Load-Strengthening a Mechanochromic Polymer

Load-Strengthening a Mechanochromic Polymer

Author: Angewandte Chemie International Edition

Mechanical load degrades both living tissue and synthetic polymers. However, usually only living tissue senses such damage and triggers a repair. Polymer mechanochemistry aims to, e.g., design polymers with a similar repair capacity. Mechanochromic polymers change color when distorted, whereas load-strengthening polymers become tougher under mechanical load. A material that achieves both effects requires new approaches.

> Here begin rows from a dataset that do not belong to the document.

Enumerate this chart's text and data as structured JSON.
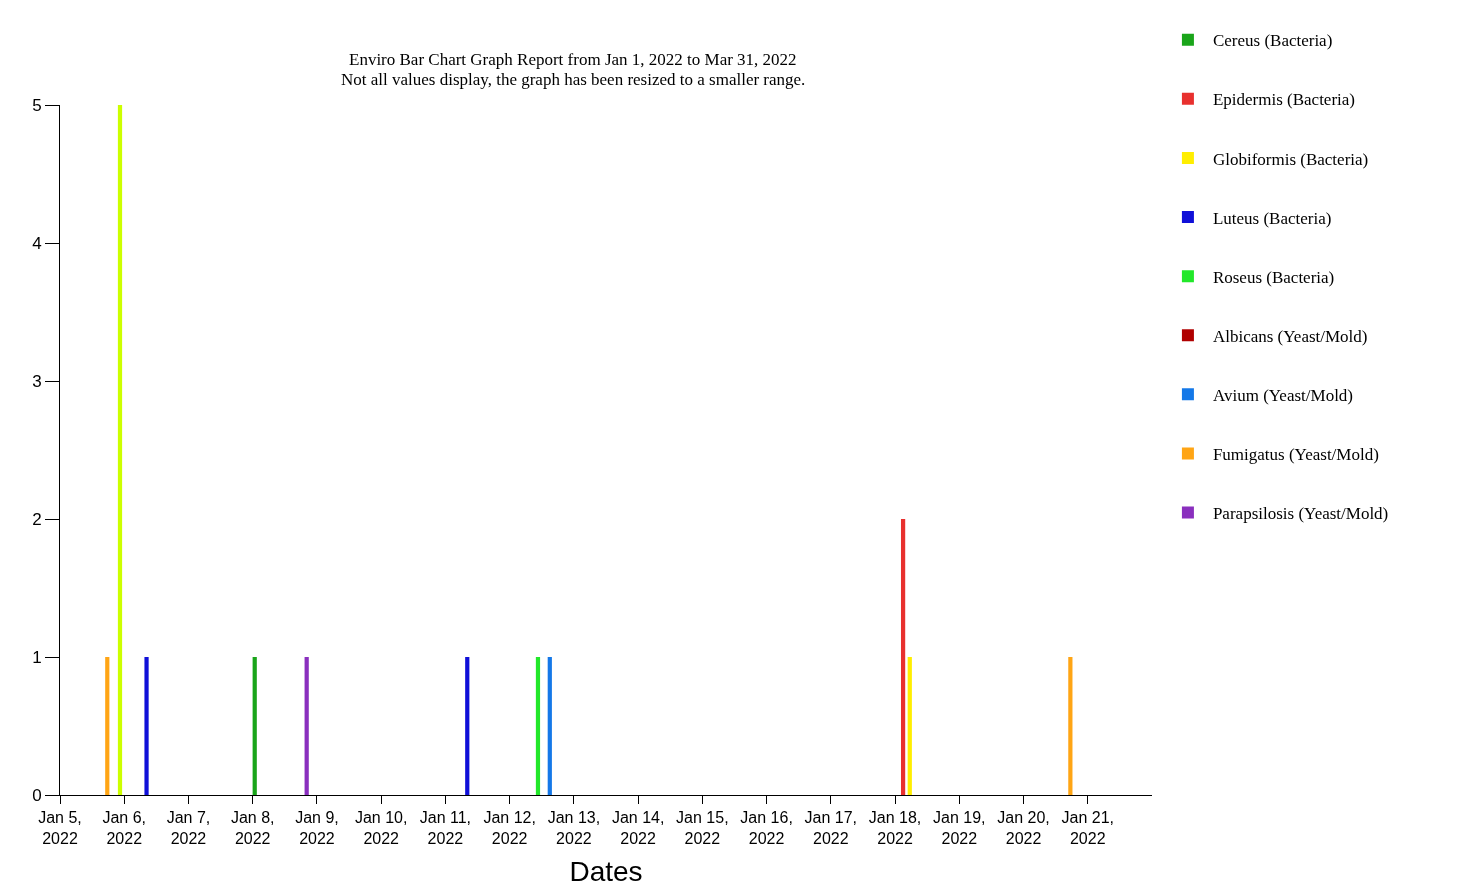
{
  "chart_data": {
    "type": "bar",
    "subtitle": "Enviro Bar Chart Graph Report from Jan 1, 2022 to Mar 31, 2022",
    "annotations": [
      "Not all values display, the graph has been resized to a smaller range."
    ],
    "xlabel": "Dates",
    "series": [
      {
        "name": "Cereus (Bacteria)",
        "color": "#1aa51a",
        "x": [
          "2022-01-08T00:45"
        ],
        "values": [
          1
        ]
      },
      {
        "name": "Epidermis (Bacteria)",
        "color": "#e8302e",
        "x": [
          "2022-01-18T03:00"
        ],
        "values": [
          2
        ]
      },
      {
        "name": "Globiformis (Bacteria)",
        "color": "#ffee00",
        "x": [
          "2022-01-18T05:30"
        ],
        "values": [
          1
        ]
      },
      {
        "name": "Luteus (Bacteria)",
        "color": "#1010d8",
        "x": [
          "2022-01-06T08:20",
          "2022-01-11T08:10"
        ],
        "values": [
          1,
          1
        ]
      },
      {
        "name": "Roseus (Bacteria)",
        "color": "#22e82a",
        "x": [
          "2022-01-12T10:35"
        ],
        "values": [
          1
        ]
      },
      {
        "name": "Albicans (Yeast/Mold)",
        "color": "#b00000"
      },
      {
        "name": "Avium (Yeast/Mold)",
        "color": "#1478e8",
        "x": [
          "2022-01-12T15:00"
        ],
        "values": [
          1
        ]
      },
      {
        "name": "Fumigatus (Yeast/Mold)",
        "color": "#ffa515",
        "x": [
          "2022-01-05T17:40",
          "2022-01-20T17:30"
        ],
        "values": [
          1,
          1
        ]
      },
      {
        "name": "Parapsilosis (Yeast/Mold)",
        "color": "#8a2fbe",
        "x": [
          "2022-01-08T20:10"
        ],
        "values": [
          1
        ]
      },
      {
        "color": "#ccff00",
        "x": [
          "2022-01-05T22:25"
        ],
        "values": [
          5
        ]
      }
    ],
    "xlim": [
      "2022-01-05",
      "2022-01-22"
    ],
    "xticks": [
      {
        "value": "2022-01-05",
        "label": "Jan 5, 2022"
      },
      {
        "value": "2022-01-06",
        "label": "Jan 6, 2022"
      },
      {
        "value": "2022-01-07",
        "label": "Jan 7, 2022"
      },
      {
        "value": "2022-01-08",
        "label": "Jan 8, 2022"
      },
      {
        "value": "2022-01-09",
        "label": "Jan 9, 2022"
      },
      {
        "value": "2022-01-10",
        "label": "Jan 10, 2022"
      },
      {
        "value": "2022-01-11",
        "label": "Jan 11, 2022"
      },
      {
        "value": "2022-01-12",
        "label": "Jan 12, 2022"
      },
      {
        "value": "2022-01-13",
        "label": "Jan 13, 2022"
      },
      {
        "value": "2022-01-14",
        "label": "Jan 14, 2022"
      },
      {
        "value": "2022-01-15",
        "label": "Jan 15, 2022"
      },
      {
        "value": "2022-01-16",
        "label": "Jan 16, 2022"
      },
      {
        "value": "2022-01-17",
        "label": "Jan 17, 2022"
      },
      {
        "value": "2022-01-18",
        "label": "Jan 18, 2022"
      },
      {
        "value": "2022-01-19",
        "label": "Jan 19, 2022"
      },
      {
        "value": "2022-01-20",
        "label": "Jan 20, 2022"
      },
      {
        "value": "2022-01-21",
        "label": "Jan 21, 2022"
      }
    ],
    "ylim": [
      0,
      5
    ],
    "yticks": [
      0,
      1,
      2,
      3,
      4,
      5
    ],
    "legend": "top right"
  }
}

Wengui Weng, Xiamen University, China, Roman Boulatov, University of Liverpool, UK, and colleagues have developed a polymer that turns green when stressed and toughens up when stress is increased to a point where macroscopic failure becomes likely. The material combines two polymer chains, with each comb-line chain carrying either multiple spiropyrans or anthracene/maleimide adducts (pictured below). Three different reactions enable a stress response: one is responsible for the appearance of color, another strengthens the material by forming new covalent bonds between polymer chains, and the third determines at what mechanical load the material starts to strengthen.

Spirothiopyran (STP, pictured in yellow) is in equilibrium with a green merocyanine form (TMC, pictured in green). TMC can react spontaneously with C=C bonds in maleimide (MAL, pictured in orange) to form crosslinks. The MAL unit can be masked as a mechanochemically labile adduct with anthracene (ATC, pictured in blue), which allows the researchers to tune the force required for fast crosslinking and toughening.